How GitHub taught me to Micromanage#

Feedback is critical to performing good work as a team. Good feedback cultivates quality work and professional growth. Bad feedback degrades quality and erodes relationships.

This article explains my experience of feedback in open source community code review, and the culture that emerged from intense detailed feedback. Then we shift to corporate settings and see and how these lessons fail to apply cleanly.

Open Source Code Reviews#

I first experienced transformative feedback when working in old-school open source communities. These weren’t corporate environments. These were a bunch of volunteers working together to build something awesome used by rest of the world. There were no managers, no performance reviews, no video meetings, no meetings at all in fact. There was just the work, and the work was the focus of all communication.

The work took three forms:

  1. Issues: where we discussed concerns and considered technical designs as a group

  2. Coding: where one person would write a solution to the proposed issue

  3. Code Review: where anyone could drop in, review the code, and provide feedback.
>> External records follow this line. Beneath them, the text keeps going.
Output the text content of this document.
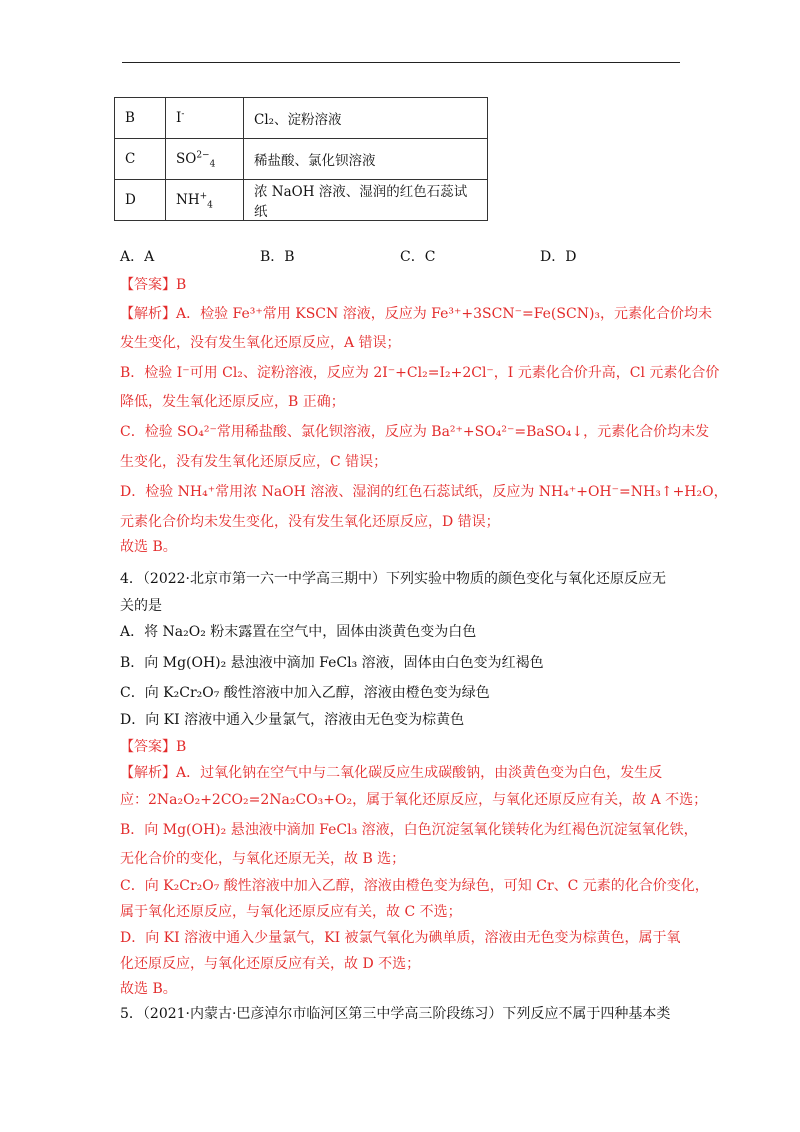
B	I-	Cl₂、淀粉溶液
C	$SO^{2-}_4$	稀盐酸、氯化钡溶液
D	$NH^+_4$	浓 NaOH 溶液、湿润的红色石蕊试纸
A．A	B．B	C．C	D．D
【答案】B
【解析】A．检验 Fe³⁺常用 KSCN 溶液，反应为 Fe³⁺+3SCN⁻=Fe(SCN)₃，元素化合价均未
发生变化，没有发生氧化还原反应，A 错误；
B．检验 I⁻可用 Cl₂、淀粉溶液，反应为 2I⁻+Cl₂=I₂+2Cl⁻，I 元素化合价升高，Cl 元素化合价
降低，发生氧化还原反应，B 正确；
C．检验 SO₄²⁻常用稀盐酸、氯化钡溶液，反应为 Ba²⁺+SO₄²⁻=BaSO₄↓，元素化合价均未发
生变化，没有发生氧化还原反应，C 错误；
D．检验 NH₄⁺常用浓 NaOH 溶液、湿润的红色石蕊试纸，反应为 NH₄⁺+OH⁻=NH₃↑+H₂O，
元素化合价均未发生变化，没有发生氧化还原反应，D 错误；
故选 B。
4．（2022·北京市第一六一中学高三期中）下列实验中物质的颜色变化与氧化还原反应无
关的是
A．将 Na₂O₂ 粉末露置在空气中，固体由淡黄色变为白色
B．向 Mg(OH)₂ 悬浊液中滴加 FeCl₃ 溶液，固体由白色变为红褐色
C．向 K₂Cr₂O₇ 酸性溶液中加入乙醇，溶液由橙色变为绿色
D．向 KI 溶液中通入少量氯气，溶液由无色变为棕黄色
【答案】B
【解析】A．过氧化钠在空气中与二氧化碳反应生成碳酸钠，由淡黄色变为白色，发生反
应：2Na₂O₂+2CO₂=2Na₂CO₃+O₂，属于氧化还原反应，与氧化还原反应有关，故 A 不选；
B．向 Mg(OH)₂ 悬浊液中滴加 FeCl₃ 溶液，白色沉淀氢氧化镁转化为红褐色沉淀氢氧化铁，
无化合价的变化，与氧化还原无关，故 B 选；
C．向 K₂Cr₂O₇ 酸性溶液中加入乙醇，溶液由橙色变为绿色，可知 Cr、C 元素的化合价变化，
属于氧化还原反应，与氧化还原反应有关，故 C 不选；
D．向 KI 溶液中通入少量氯气，KI 被氯气氧化为碘单质，溶液由无色变为棕黄色，属于氧
化还原反应，与氧化还原反应有关，故 D 不选；
故选 B。
5．（2021·内蒙古·巴彦淖尔市临河区第三中学高三阶段练习）下列反应不属于四种基本类
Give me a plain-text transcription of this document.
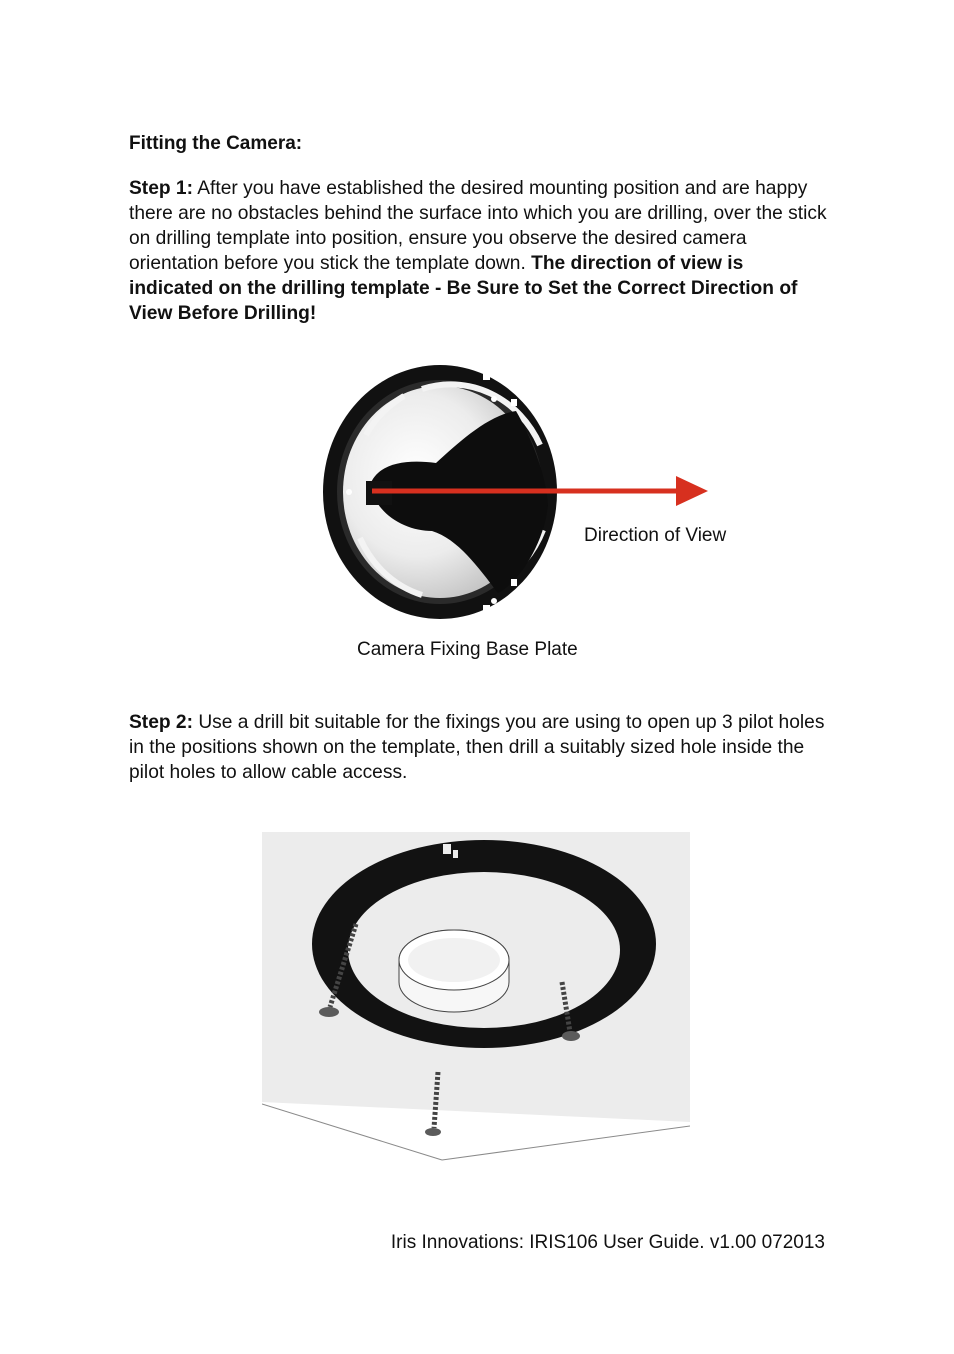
Fitting the Camera:

Step 1: After you have established the desired mounting position and are happy there are no obstacles behind the surface into which you are drilling, over the stick on drilling template into position, ensure you observe the desired camera orientation before you stick the template down. The direction of view is indicated on the drilling template - Be Sure to Set the Correct Direction of View Before Drilling!

Direction of View

Camera Fixing Base Plate

Step 2: Use a drill bit suitable for the fixings you are using to open up 3 pilot holes in the positions shown on the template, then drill a suitably sized hole inside the pilot holes to allow cable access.

Iris Innovations: IRIS106 User Guide. v1.00 072013
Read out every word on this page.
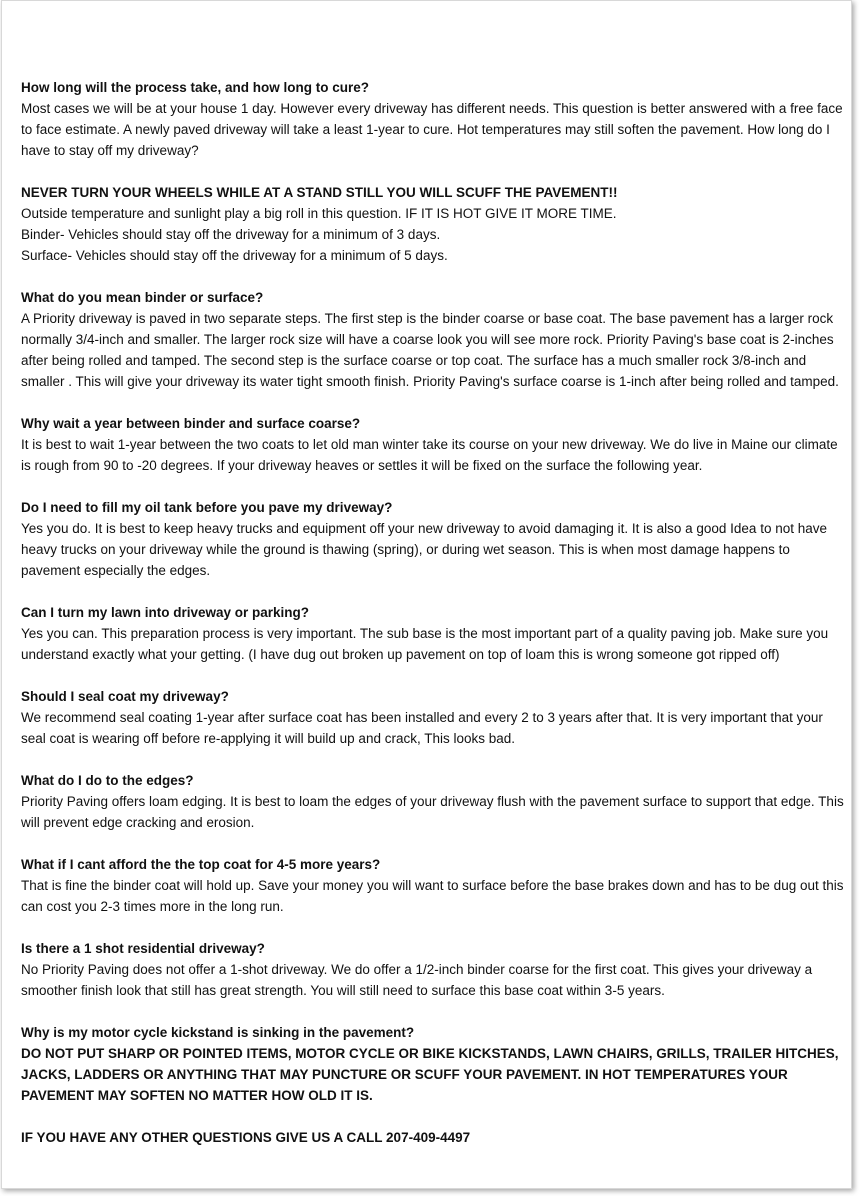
How long will the process take, and how long to cure?

Most cases we will be at your house 1 day. However every driveway has different needs. This question is better answered with a free face to face estimate. A newly paved driveway will take a least 1-year to cure. Hot temperatures may still soften the pavement. How long do I have to stay off my driveway?

NEVER TURN YOUR WHEELS WHILE AT A STAND STILL YOU WILL SCUFF THE PAVEMENT!!

Outside temperature and sunlight play a big roll in this question. IF IT IS HOT GIVE IT MORE TIME.
Binder- Vehicles should stay off the driveway for a minimum of 3 days.
Surface- Vehicles should stay off the driveway for a minimum of 5 days.

What do you mean binder or surface?

A Priority driveway is paved in two separate steps. The first step is the binder coarse or base coat. The base pavement has a larger rock normally 3/4-inch and smaller. The larger rock size will have a coarse look you will see more rock. Priority Paving's base coat is 2-inches after being rolled and tamped. The second step is the surface coarse or top coat. The surface has a much smaller rock 3/8-inch and smaller . This will give your driveway its water tight smooth finish. Priority Paving's surface coarse is 1-inch after being rolled and tamped.

Why wait a year between binder and surface coarse?

It is best to wait 1-year between the two coats to let old man winter take its course on your new driveway. We do live in Maine our climate is rough from 90 to -20 degrees. If your driveway heaves or settles it will be fixed on the surface the following year.

Do I need to fill my oil tank before you pave my driveway?

Yes you do. It is best to keep heavy trucks and equipment off your new driveway to avoid damaging it. It is also a good Idea to not have heavy trucks on your driveway while the ground is thawing (spring), or during wet season. This is when most damage happens to pavement especially the edges.

Can I turn my lawn into driveway or parking?

Yes you can. This preparation process is very important. The sub base is the most important part of a quality paving job. Make sure you understand exactly what your getting. (I have dug out broken up pavement on top of loam this is wrong someone got ripped off)

Should I seal coat my driveway?

We recommend seal coating 1-year after surface coat has been installed and every 2 to 3 years after that. It is very important that your seal coat is wearing off before re-applying it will build up and crack, This looks bad.

What do I do to the edges?

Priority Paving offers loam edging. It is best to loam the edges of your driveway flush with the pavement surface to support that edge. This will prevent edge cracking and erosion.

What if I cant afford the the top coat for 4-5 more years?

That is fine the binder coat will hold up. Save your money you will want to surface before the base brakes down and has to be dug out this can cost you 2-3 times more in the long run.

Is there a 1 shot residential driveway?

No Priority Paving does not offer a 1-shot driveway. We do offer a 1/2-inch binder coarse for the first coat. This gives your driveway a smoother finish look that still has great strength. You will still need to surface this base coat within 3-5 years.

Why is my motor cycle kickstand is sinking in the pavement?

DO NOT PUT SHARP OR POINTED ITEMS, MOTOR CYCLE OR BIKE KICKSTANDS, LAWN CHAIRS, GRILLS, TRAILER HITCHES, JACKS, LADDERS OR ANYTHING THAT MAY PUNCTURE OR SCUFF YOUR PAVEMENT. IN HOT TEMPERATURES YOUR PAVEMENT MAY SOFTEN NO MATTER HOW OLD IT IS.

IF YOU HAVE ANY OTHER QUESTIONS GIVE US A CALL 207-409-4497
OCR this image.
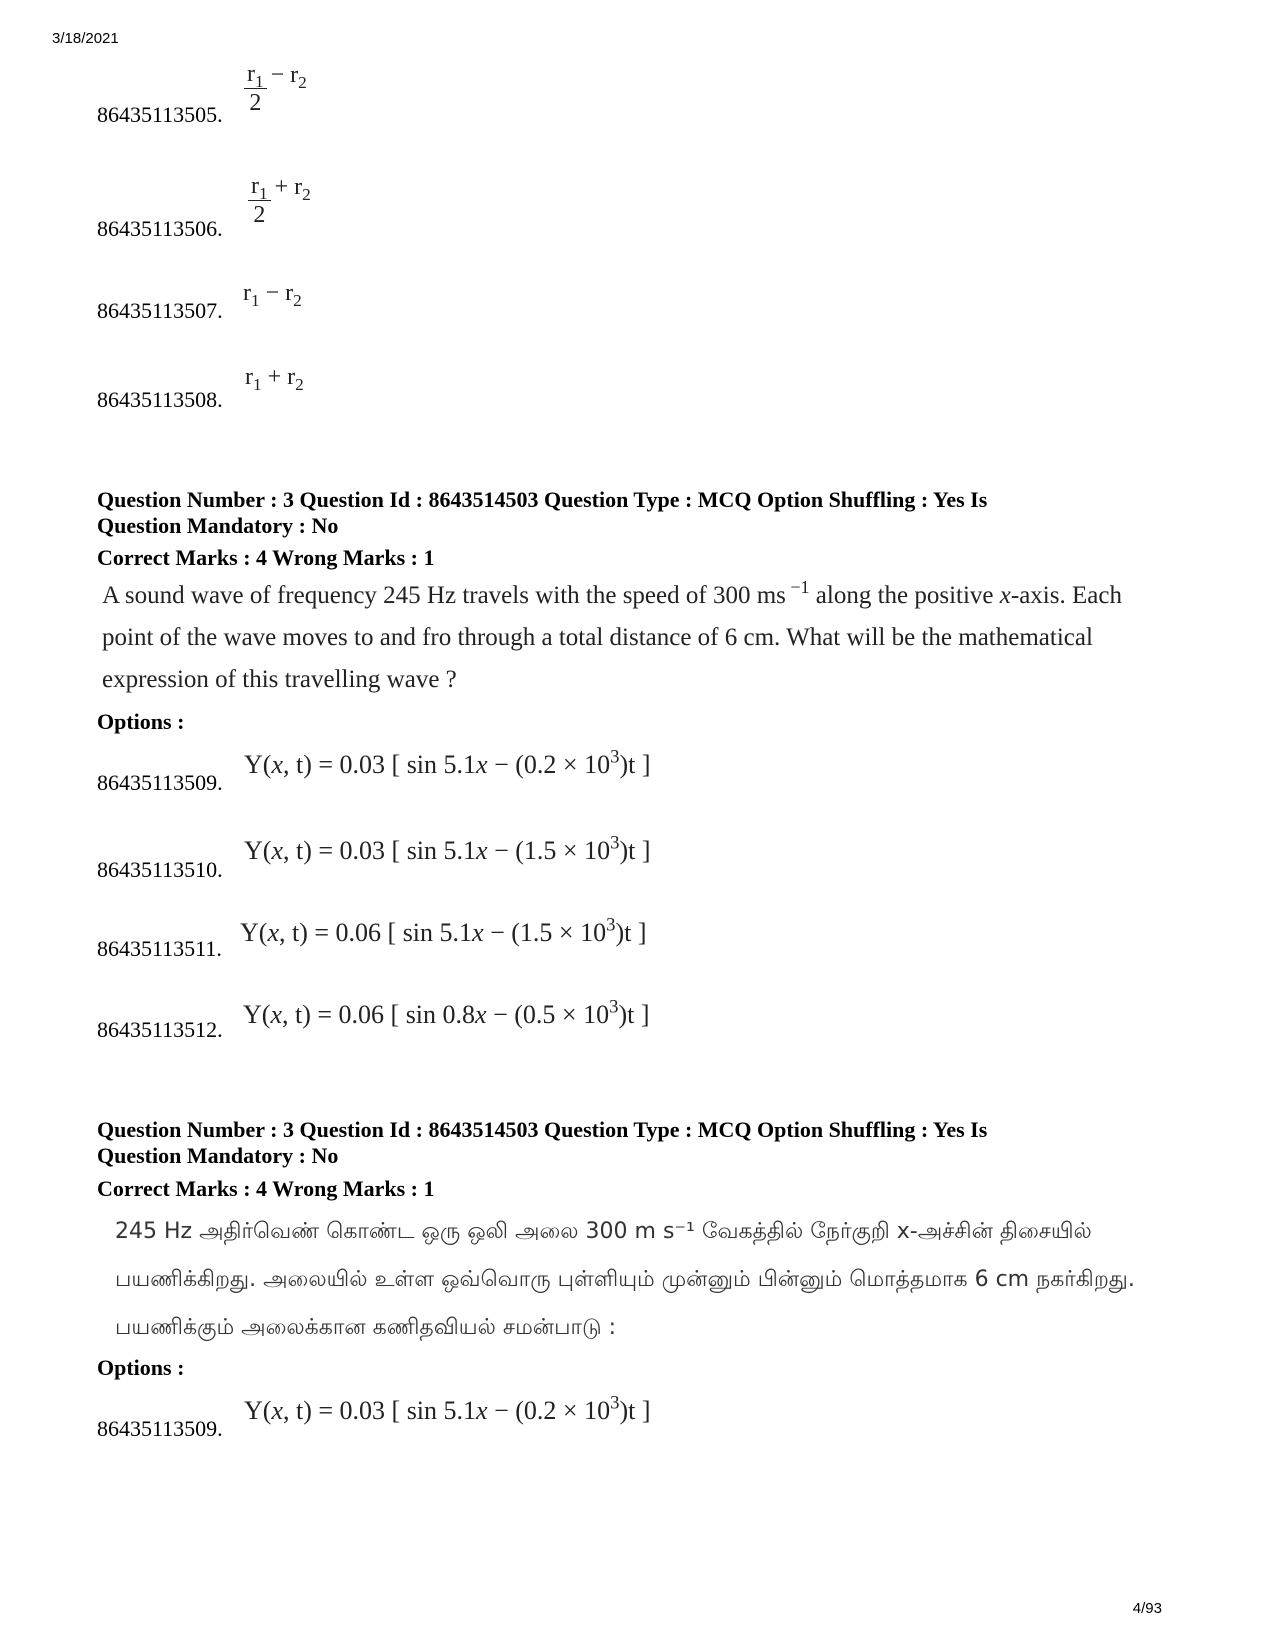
3/18/2021
$\frac{r_1}{2} - r_2$
86435113505.
$\frac{r_1}{2} + r_2$
86435113506.
$r_1 - r_2$
86435113507.
$r_1 + r_2$
86435113508.
Question Number : 3 Question Id : 8643514503 Question Type : MCQ Option Shuffling : Yes Is
Question Mandatory : No
Correct Marks : 4 Wrong Marks : 1
A sound wave of frequency 245 Hz travels with the speed of 300 ms $^{-1}$ along the positive x-axis. Each point of the wave moves to and fro through a total distance of 6 cm. What will be the mathematical expression of this travelling wave ?
Options :
Y(x, t) = 0.03 [ $\sin 5.1x - (0.2 \times 10^3)t$ ]
86435113509.
Y(x, t) = 0.03 [ $\sin 5.1x - (1.5 \times 10^3)t$ ]
86435113510.
Y(x, t) = 0.06 [ $\sin 5.1x - (1.5 \times 10^3)t$ ]
86435113511.
Y(x, t) = 0.06 [ $\sin 0.8x - (0.5 \times 10^3)t$ ]
86435113512.
Question Number : 3 Question Id : 8643514503 Question Type : MCQ Option Shuffling : Yes Is
Question Mandatory : No
Correct Marks : 4 Wrong Marks : 1
245 Hz அதிர்வெண் கொண்ட ஒரு ஒலி அலை 300 m s⁻¹ வேகத்தில் நேர்குறி x-அச்சின் திசையில் பயணிக்கிறது. அலையில் உள்ள ஒவ்வொரு புள்ளியும் முன்னும் பின்னும் மொத்தமாக 6 cm நகர்கிறது. பயணிக்கும் அலைக்கான கணிதவியல் சமன்பாடு :
Options :
Y(x, t) = 0.03 [ $\sin 5.1x - (0.2 \times 10^3)t$ ]
86435113509.
4/93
Most of the work was in Code Review, not Coding (writing code is a vanishingly small fraction software development) and so I spent several hours every day, for years, giving and receiving highly detailed feedback from fellow collaborators. This is where we taught each other. This is where we learned to align on mission and style. This is where we expressed humor and learned about each others’ character and about our own.

Let’s see an example

Example#

In this example we see some simple proposed code below, and then consider bad/ok/good feedback on that code.

Proposed code

x = 0
for element in data:
    x = x + f(element)

Bad Review

Please don’t use for loops. They’re hard to understand. Also please use informative variable names.

OK Review

Please don’t use for loops. They’re hard to understand. Also, please use informative variable names.

How about the following?

total = sum([f(record) for record in housing_records])

Good Review

I suggest that we avoid explicit for loops here. I think that a list comprehension would be a better fit.

This is a bit subjective, I find that list comprehensions make it more clear to the reader what’s going on at a glance because they’re a more constrained construct. (The same could be said for using map, but I rarely see that pattern in this codebase).

How about this?

total = sum([f(record) for record in housing_records])

Now, this practice can definitely get out of hand (I’ve seen some crazy nested list comprehensions) so there’s a tradeoff between using common explicit technologies like for loops (easy to reason about, but you have to read them) and using patterns like list comprehensions (tricky when large, but immediately recognizable if simple). I think that for simple cases like this the tradeoff is strongly in favor of the list comprehension.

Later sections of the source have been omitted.